Several vertebrae in Nicole’s neck were crushed, as was a vertebrae in her lower back.  Her pelvis was broken, and she had broken several ribs on the left side.  One of the ribs punctured her lung, which collapsed.  It turns out that was her most life-threatening injury. 



       There was huge relief and gratitude when Nicole walked out of rehab on January 21, 2009, but the transition was a mental strain: it was like taking care of a newborn that weighted 100 pounds.



       My life and my time were not my own.  I struggled to be positive.  My mind tried to wander to some dark places.  On the one hand, I was angry at Nicole for pulling such a stupid stunt. . . . On the other hand, I (was deeply grateful that she had not only survived but was doing so well.)



       The traumatic event taught Susan to look on the positive and healthy aspects of the event:  while her daughter was in New York she figured she wouldn’t be able to see her only once or twice a year; but due to the accident she was able to spend quality mother-daughter time for a period of two years. 


       Nicole has moved on now. She has found love with a patient man who is amazed by her story and her determination.  She has become a successful motivational speaker and travels the country sharing her message of perseverance and hope.



And through it all, Susan experiences the same things her daughter speaks to others about:  perseverance and hope.
       I am happy.  I am at peace.  I know that everyone I care about is all right.  My nest is empty, and my life is full!







BLOOMING IN CAREERS AND COMMUNITIES
“Something Has To Die”
Cassandra King


King has to come to terms that her church does not support her, nor does a husband – who refuses to recognize her need to change, and venture into the next stage. As a result, she maintains a façade in a marriage and a church that produced a cauldron “of misery and depression, compounded by guilt and self-hatred.”  And the most heaviest and dirtiest chain was worrying about what people thought of her.


      
Fighting the depression was nothing compared to the effort it took to put up a second front.


       Soon King comes to the realization and the gut wrenching truth that she has lost her authenticity of self, and has been living a façade all along, all to please a church that didn’t care for her and a husband who no longer had the wisdom to see within her depths.


       King finds solace in her Greek mythological self – Cassandra the princess of Troy, but unlike the Princess of Troy, King decided that she would not remain in a life that she found herself to be oppressed, which required she kill her false persona.
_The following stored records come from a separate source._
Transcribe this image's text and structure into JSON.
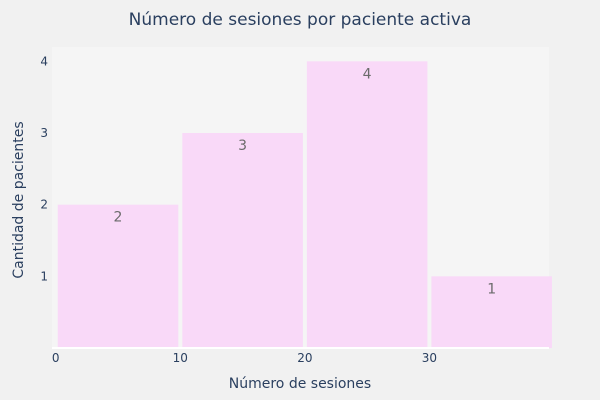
{
  "chart_data": {
    "type": "bar",
    "title": "Número de sesiones por paciente activa",
    "xlabel": "Número de sesiones",
    "ylabel": "Cantidad de pacientes",
    "bins": [
      {
        "x0": 0,
        "x1": 10,
        "value": 2
      },
      {
        "x0": 10,
        "x1": 20,
        "value": 3
      },
      {
        "x0": 20,
        "x1": 30,
        "value": 4
      },
      {
        "x0": 30,
        "x1": 40,
        "value": 1
      }
    ],
    "x_ticks": [
      0,
      10,
      20,
      30
    ],
    "y_ticks": [
      1,
      2,
      3,
      4
    ],
    "xlim": [
      -0.3,
      39.6
    ],
    "ylim": [
      0,
      4.2
    ],
    "grid": false,
    "data_labels": true,
    "colors": {
      "bar_fill": "#f9d9f8",
      "plot_background": "#f5f5f5",
      "page_background": "#f1f1f1",
      "axis_line": "#ffffff",
      "text": "#2a3f5f",
      "data_label": "#6b6b6b"
    }
  }
}
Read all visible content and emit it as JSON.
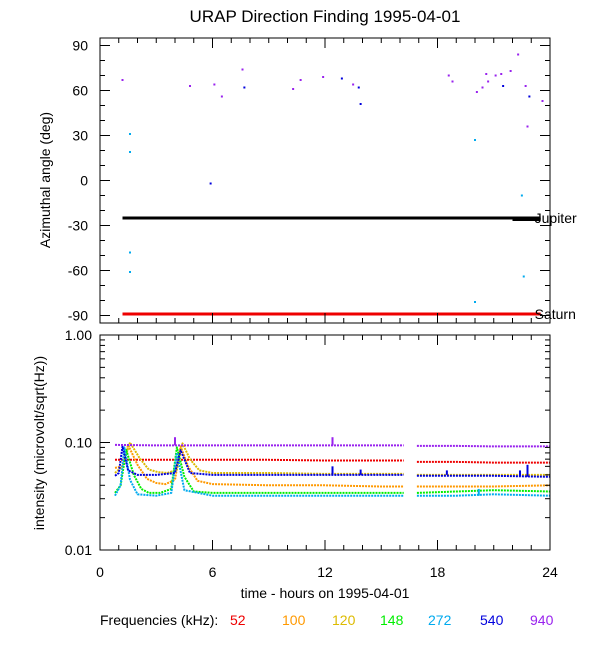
{
  "title": "URAP Direction Finding  1995-04-01",
  "xlabel": "time - hours on 1995-04-01",
  "freq_legend_label": "Frequencies (kHz):",
  "series_colors": {
    "52": "#ee0000",
    "100": "#ff9900",
    "120": "#ddbb00",
    "148": "#00ee00",
    "272": "#00aaee",
    "540": "#0000dd",
    "940": "#9922ee"
  },
  "chart_data": [
    {
      "type": "scatter",
      "xlim": [
        0,
        24
      ],
      "ylim": [
        -95,
        95
      ],
      "ylabel": "Azimuthal angle (deg)",
      "x_ticks": [
        0,
        6,
        12,
        18,
        24
      ],
      "y_ticks": [
        90,
        60,
        30,
        0,
        -30,
        -60,
        -90
      ],
      "y_tick_labels": [
        "90",
        "60",
        "30",
        "0",
        "-30",
        "-60",
        "-90"
      ],
      "reference_lines": [
        {
          "label": "Jupiter",
          "x": [
            1.2,
            23.5
          ],
          "y": [
            -25,
            -25
          ],
          "y_end": -26,
          "color": "#000000"
        },
        {
          "label": "Saturn",
          "x": [
            1.2,
            23.5
          ],
          "y": [
            -89,
            -89
          ],
          "color": "#ee0000"
        }
      ],
      "points": [
        {
          "x": 1.2,
          "y": 67,
          "f": "940"
        },
        {
          "x": 1.6,
          "y": 31,
          "f": "272"
        },
        {
          "x": 1.6,
          "y": 19,
          "f": "272"
        },
        {
          "x": 1.6,
          "y": -48,
          "f": "272"
        },
        {
          "x": 1.6,
          "y": -61,
          "f": "272"
        },
        {
          "x": 4.8,
          "y": 63,
          "f": "940"
        },
        {
          "x": 5.9,
          "y": -2,
          "f": "540"
        },
        {
          "x": 6.1,
          "y": 64,
          "f": "940"
        },
        {
          "x": 6.5,
          "y": 56,
          "f": "940"
        },
        {
          "x": 7.6,
          "y": 74,
          "f": "940"
        },
        {
          "x": 7.7,
          "y": 62,
          "f": "540"
        },
        {
          "x": 10.3,
          "y": 61,
          "f": "940"
        },
        {
          "x": 10.7,
          "y": 67,
          "f": "940"
        },
        {
          "x": 11.9,
          "y": 69,
          "f": "940"
        },
        {
          "x": 12.9,
          "y": 68,
          "f": "540"
        },
        {
          "x": 13.5,
          "y": 64,
          "f": "940"
        },
        {
          "x": 13.8,
          "y": 62,
          "f": "540"
        },
        {
          "x": 13.9,
          "y": 51,
          "f": "540"
        },
        {
          "x": 18.6,
          "y": 70,
          "f": "940"
        },
        {
          "x": 18.8,
          "y": 66,
          "f": "940"
        },
        {
          "x": 20.0,
          "y": 27,
          "f": "272"
        },
        {
          "x": 20.0,
          "y": -81,
          "f": "272"
        },
        {
          "x": 20.1,
          "y": 59,
          "f": "940"
        },
        {
          "x": 20.4,
          "y": 62,
          "f": "940"
        },
        {
          "x": 20.6,
          "y": 71,
          "f": "940"
        },
        {
          "x": 20.7,
          "y": 66,
          "f": "940"
        },
        {
          "x": 21.1,
          "y": 70,
          "f": "940"
        },
        {
          "x": 21.4,
          "y": 71,
          "f": "940"
        },
        {
          "x": 21.5,
          "y": 63,
          "f": "540"
        },
        {
          "x": 21.9,
          "y": 73,
          "f": "940"
        },
        {
          "x": 22.3,
          "y": 84,
          "f": "940"
        },
        {
          "x": 22.5,
          "y": -10,
          "f": "272"
        },
        {
          "x": 22.6,
          "y": -64,
          "f": "272"
        },
        {
          "x": 22.7,
          "y": 63,
          "f": "940"
        },
        {
          "x": 22.8,
          "y": 36,
          "f": "940"
        },
        {
          "x": 22.9,
          "y": 56,
          "f": "540"
        },
        {
          "x": 23.6,
          "y": 53,
          "f": "940"
        }
      ]
    },
    {
      "type": "line",
      "xlim": [
        0,
        24
      ],
      "ylim": [
        0.01,
        1.0
      ],
      "yscale": "log",
      "ylabel": "intensity (microvolt/sqrt(Hz))",
      "x_ticks": [
        0,
        6,
        12,
        18,
        24
      ],
      "x_tick_labels": [
        "0",
        "6",
        "12",
        "18",
        "24"
      ],
      "y_ticks": [
        1.0,
        0.1,
        0.01
      ],
      "y_tick_labels": [
        "1.00",
        "0.10",
        "0.01"
      ],
      "data_gap": [
        16.2,
        16.9
      ],
      "series": [
        {
          "name": "52",
          "x": [
            0.8,
            3,
            6,
            9,
            12,
            15,
            16.2,
            16.9,
            19,
            21,
            24
          ],
          "values": [
            0.069,
            0.069,
            0.069,
            0.069,
            0.068,
            0.068,
            0.068,
            0.066,
            0.066,
            0.065,
            0.065
          ]
        },
        {
          "name": "100",
          "x": [
            0.8,
            1.2,
            1.5,
            2.0,
            2.5,
            3.0,
            3.5,
            4.0,
            4.3,
            4.7,
            5.2,
            6,
            9,
            12,
            15,
            16.2,
            16.9,
            19,
            21,
            24
          ],
          "values": [
            0.058,
            0.06,
            0.095,
            0.062,
            0.046,
            0.042,
            0.041,
            0.045,
            0.092,
            0.06,
            0.044,
            0.041,
            0.04,
            0.04,
            0.039,
            0.039,
            0.039,
            0.039,
            0.039,
            0.04
          ]
        },
        {
          "name": "120",
          "x": [
            0.8,
            1.2,
            1.6,
            2.1,
            2.6,
            3.1,
            3.6,
            4.1,
            4.4,
            4.8,
            5.3,
            6,
            9,
            12,
            15,
            16.2,
            16.9,
            19,
            21,
            24
          ],
          "values": [
            0.052,
            0.06,
            0.1,
            0.072,
            0.056,
            0.053,
            0.052,
            0.056,
            0.098,
            0.07,
            0.055,
            0.052,
            0.052,
            0.051,
            0.051,
            0.051,
            0.05,
            0.05,
            0.05,
            0.05
          ]
        },
        {
          "name": "148",
          "x": [
            0.8,
            1.1,
            1.4,
            1.8,
            2.2,
            2.6,
            3.2,
            3.8,
            4.1,
            4.5,
            5.0,
            6,
            9,
            12,
            15,
            16.2,
            16.9,
            19,
            21,
            24
          ],
          "values": [
            0.034,
            0.04,
            0.085,
            0.05,
            0.037,
            0.034,
            0.034,
            0.037,
            0.09,
            0.048,
            0.035,
            0.034,
            0.034,
            0.034,
            0.034,
            0.034,
            0.034,
            0.035,
            0.036,
            0.035
          ]
        },
        {
          "name": "272",
          "x": [
            0.8,
            1.1,
            1.3,
            1.6,
            2.0,
            3.0,
            3.8,
            4.1,
            4.5,
            6,
            9,
            12,
            15,
            16.2,
            16.9,
            19,
            21,
            24
          ],
          "values": [
            0.032,
            0.04,
            0.09,
            0.045,
            0.033,
            0.032,
            0.034,
            0.08,
            0.036,
            0.032,
            0.032,
            0.032,
            0.032,
            0.032,
            0.032,
            0.032,
            0.033,
            0.032
          ]
        },
        {
          "name": "540",
          "x": [
            0.8,
            1.0,
            1.2,
            1.5,
            2.0,
            3.0,
            4.0,
            4.3,
            4.8,
            6,
            9,
            12,
            15,
            16.2,
            16.9,
            19,
            21,
            24
          ],
          "values": [
            0.049,
            0.052,
            0.092,
            0.055,
            0.05,
            0.05,
            0.052,
            0.085,
            0.052,
            0.05,
            0.05,
            0.05,
            0.05,
            0.05,
            0.049,
            0.049,
            0.049,
            0.048
          ]
        },
        {
          "name": "940",
          "x": [
            0.8,
            3,
            6,
            9,
            12,
            15,
            16.2,
            16.9,
            19,
            21,
            24
          ],
          "values": [
            0.095,
            0.094,
            0.094,
            0.094,
            0.094,
            0.094,
            0.094,
            0.093,
            0.093,
            0.092,
            0.092
          ]
        }
      ],
      "spikes": [
        {
          "x": 4.0,
          "y": [
            0.094,
            0.112
          ],
          "f": "940"
        },
        {
          "x": 12.4,
          "y": [
            0.094,
            0.112
          ],
          "f": "940"
        },
        {
          "x": 12.4,
          "y": [
            0.05,
            0.06
          ],
          "f": "540"
        },
        {
          "x": 13.9,
          "y": [
            0.05,
            0.056
          ],
          "f": "540"
        },
        {
          "x": 18.5,
          "y": [
            0.05,
            0.055
          ],
          "f": "540"
        },
        {
          "x": 20.2,
          "y": [
            0.032,
            0.037
          ],
          "f": "272"
        },
        {
          "x": 22.4,
          "y": [
            0.049,
            0.055
          ],
          "f": "540"
        },
        {
          "x": 22.8,
          "y": [
            0.048,
            0.062
          ],
          "f": "540"
        }
      ]
    }
  ]
}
I had to kill her off; that phony non-person I had created to please others.  And I did it the only way I knew, with the only resource that had ever given my inner life any true meaning.  I closed the door and started to write.

Using a pen instead of a sword for her weapon she wrote what was in her heart and not was what in her church, and was then finally free.



       I’m finally freed of that prison of my own creation, the even deadlier urge to please others, to let what others think of me become more important than what I think of myself.

       These essays created a second blooming within myself to view mental illness not only as a disease but a journey of healing that, yes, can be a painful journey, but a joyful one, too.


       But more importantly it taught me to be responsible, not in solving everything, but knowing who to go to for help.  This gave me the power to finally be able to joyously say what Cassandra King says in her essay:   


And for the first time in my way too many years, I knew that I didn’t give a jolly good damn what anybody else thought.